Singer-songwriter Radney Foster doesn’t look the same as the young man who made his way to Nashville to pledge his life to music in 1985. The glasses are still there, with perhaps a more serious focus, and the dark hair that once brushed the frame of those spectacles is now trimmed and gray. What hasn't changed is Radney Foster's gift for writing songs, and understanding that the words of a song are vessels for hope, power, and change, especially in the hearts of youth.

Radney Foster wrote his song “Godspeed” in 1999 as a loving promise to his son.

The ballad is sung and crafted with fairytale imagery, its verses pledging that nothing can separate a child from a parent’s love. Sadly, the current headlines convey the turmoil and tragedy of thousands of children separated from families as they attempted asylum in crossing to America along the southern border. The heart-wrenching trauma and tears of children dispersed across detention centers in the US, and families that are awaiting adjudication of their cases, are tearing at heartstrings and hard-won principles of American democracy

Radney Foster felt that now was a time to revive “Godspeed” with a new hope and purpose. The artist, whose first album was named after the city he was from, “Del Rio, Texas, 1959” now sees his home city as a hot point within a national crisis.

Music has long been a soothing balm to troubled souls, but now, the songwriter wants “Godspeed (Dulces Suenos)” to be part of genuine help to immigrant children and families.

From a father’s heart

Radney Foster recalled to Rolling Stone, on June 25, the torturous feelings he had as a “desperate” father with a young son separated from him “literally by a continent,” living with his mother in France after a divorce.

Whether by divorce or by defaulted policy, separation from a parent can never be adequately explained to any son or daughter. They only feel the pain of no one near to them at night, no one to give a home-cooked meal, no one to pick them up and cuddle. The worry that cannot be put into words consumes their being that “never again” may be the forlorn answer to the question of seeing family again.

In releasing the video for his song on June 24, Foster offers “Godspeed (Dulces Suenos) as “a prayer for the children of the border.” In exquisite Spanish phrasing, as only an artist absorbed in the culture can bring, the songwriter sings of “sleeping under the stars” and the meaning seems boundlessly amplified by the images of children now under the protection of border patrol, trying to cling to some familiar hand or a precious toy. Despite turning 59 next month, Radney Foster has lost nothing in his plea of a passionate father.

Raising funds for RAICES

“I can only imagine the desperation of these parents and children,” relates the father, whose inspiration for the song is now grown.

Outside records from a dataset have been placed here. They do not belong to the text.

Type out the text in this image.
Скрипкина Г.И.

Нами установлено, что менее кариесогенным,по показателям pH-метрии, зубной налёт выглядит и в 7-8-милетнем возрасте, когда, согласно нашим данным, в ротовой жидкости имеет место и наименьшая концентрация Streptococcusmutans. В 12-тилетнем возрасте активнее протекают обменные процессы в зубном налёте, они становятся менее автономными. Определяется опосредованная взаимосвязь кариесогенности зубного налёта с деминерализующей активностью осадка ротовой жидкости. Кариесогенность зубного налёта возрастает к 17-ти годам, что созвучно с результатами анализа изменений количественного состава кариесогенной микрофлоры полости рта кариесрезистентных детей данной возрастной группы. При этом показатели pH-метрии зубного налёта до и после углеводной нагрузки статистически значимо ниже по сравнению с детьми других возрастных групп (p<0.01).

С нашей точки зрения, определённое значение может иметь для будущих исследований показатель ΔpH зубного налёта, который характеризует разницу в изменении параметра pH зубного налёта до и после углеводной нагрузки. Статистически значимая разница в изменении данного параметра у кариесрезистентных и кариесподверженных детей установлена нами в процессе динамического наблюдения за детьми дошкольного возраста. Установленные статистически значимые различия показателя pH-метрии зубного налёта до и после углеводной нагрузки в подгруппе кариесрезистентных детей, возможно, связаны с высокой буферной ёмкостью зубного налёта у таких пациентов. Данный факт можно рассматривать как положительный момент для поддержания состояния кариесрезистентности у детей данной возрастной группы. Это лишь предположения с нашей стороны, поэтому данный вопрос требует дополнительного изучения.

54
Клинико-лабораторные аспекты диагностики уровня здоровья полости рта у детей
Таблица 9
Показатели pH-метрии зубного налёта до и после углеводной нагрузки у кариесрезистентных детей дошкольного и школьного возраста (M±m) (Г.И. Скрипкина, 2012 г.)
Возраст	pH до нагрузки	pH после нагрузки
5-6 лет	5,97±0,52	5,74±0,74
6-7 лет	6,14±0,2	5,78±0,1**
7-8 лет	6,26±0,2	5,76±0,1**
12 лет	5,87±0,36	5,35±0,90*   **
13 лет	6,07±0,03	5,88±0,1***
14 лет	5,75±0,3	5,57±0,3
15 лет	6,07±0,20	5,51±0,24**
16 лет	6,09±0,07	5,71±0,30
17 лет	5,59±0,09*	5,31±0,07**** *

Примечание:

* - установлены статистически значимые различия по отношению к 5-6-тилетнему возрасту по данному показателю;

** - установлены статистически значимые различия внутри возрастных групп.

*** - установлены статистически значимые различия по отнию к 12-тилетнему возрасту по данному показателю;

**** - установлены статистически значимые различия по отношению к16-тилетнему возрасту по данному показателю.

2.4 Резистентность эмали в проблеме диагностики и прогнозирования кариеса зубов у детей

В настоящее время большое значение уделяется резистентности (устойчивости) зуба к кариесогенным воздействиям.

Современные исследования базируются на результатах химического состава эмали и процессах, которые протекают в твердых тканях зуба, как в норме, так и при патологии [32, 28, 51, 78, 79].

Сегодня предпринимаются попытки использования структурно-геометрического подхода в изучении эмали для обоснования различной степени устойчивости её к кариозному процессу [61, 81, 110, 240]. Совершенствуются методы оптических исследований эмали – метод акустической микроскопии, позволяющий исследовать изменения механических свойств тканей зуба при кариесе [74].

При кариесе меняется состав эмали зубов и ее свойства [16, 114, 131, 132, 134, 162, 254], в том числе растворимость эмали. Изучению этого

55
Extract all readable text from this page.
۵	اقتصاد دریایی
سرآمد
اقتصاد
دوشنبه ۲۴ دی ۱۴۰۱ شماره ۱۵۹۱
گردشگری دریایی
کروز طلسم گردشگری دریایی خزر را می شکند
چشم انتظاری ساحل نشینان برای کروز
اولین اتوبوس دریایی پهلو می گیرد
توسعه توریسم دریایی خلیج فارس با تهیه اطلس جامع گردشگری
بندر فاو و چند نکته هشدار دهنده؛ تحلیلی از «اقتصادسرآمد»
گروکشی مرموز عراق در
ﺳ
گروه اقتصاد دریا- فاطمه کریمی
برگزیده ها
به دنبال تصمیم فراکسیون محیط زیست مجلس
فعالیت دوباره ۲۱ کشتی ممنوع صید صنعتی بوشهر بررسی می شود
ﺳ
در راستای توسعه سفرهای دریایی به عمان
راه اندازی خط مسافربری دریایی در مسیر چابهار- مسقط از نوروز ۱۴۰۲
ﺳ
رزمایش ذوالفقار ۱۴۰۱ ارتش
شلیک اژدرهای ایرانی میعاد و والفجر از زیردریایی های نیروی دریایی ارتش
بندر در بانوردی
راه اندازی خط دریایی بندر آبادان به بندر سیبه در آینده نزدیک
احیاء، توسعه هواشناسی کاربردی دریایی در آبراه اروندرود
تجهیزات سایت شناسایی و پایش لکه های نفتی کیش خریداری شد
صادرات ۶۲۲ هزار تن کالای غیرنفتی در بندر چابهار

Radney Foster originally included the song “Godspeed” on his album, “See What You Want to See,” with his vocals augmented by the haunting harmonies of Emmylou Harris.

The song has also been recorded by the Dixie Chicks and Nick Lachey. Proceeds from this bilingual rendition will directly benefit RAICES, the Refugee and Immigrant Center for Education and Legal Services. The Texas advocacy group is one of the longest-established agencies devoting its services to the immigrant population. The organization has been prominently featured in recent news stories, particularly under the threat of no due process for pending cases under the backlog along the border.

Heavyweight hit makers Keith Urban, Sara Evans, Tanya Tucker, Hootie & the Blowfish, and Gary Allen have also taken other Radney Foster songs to the studio and to high places on the charts. Foster has made frequent appearances on stage with Darius Rucker.

One Facebook page established in June has reportedly raised $20 million for RAICES, and “The Tonight Show” host, Jimmy Fallon, has publicly posted via Twitter that he will donate to the group under Donald Trump's name. The gesture is an expression of penance from the comedian for any perception of “normalizing” Trump by mussing his hair in a 2016 guest appearance.

Radney Foster aims to replace the sense of overwhelming punishment along the border with hope and power to allow separated families to reclaim life through the lovely new translation of his song.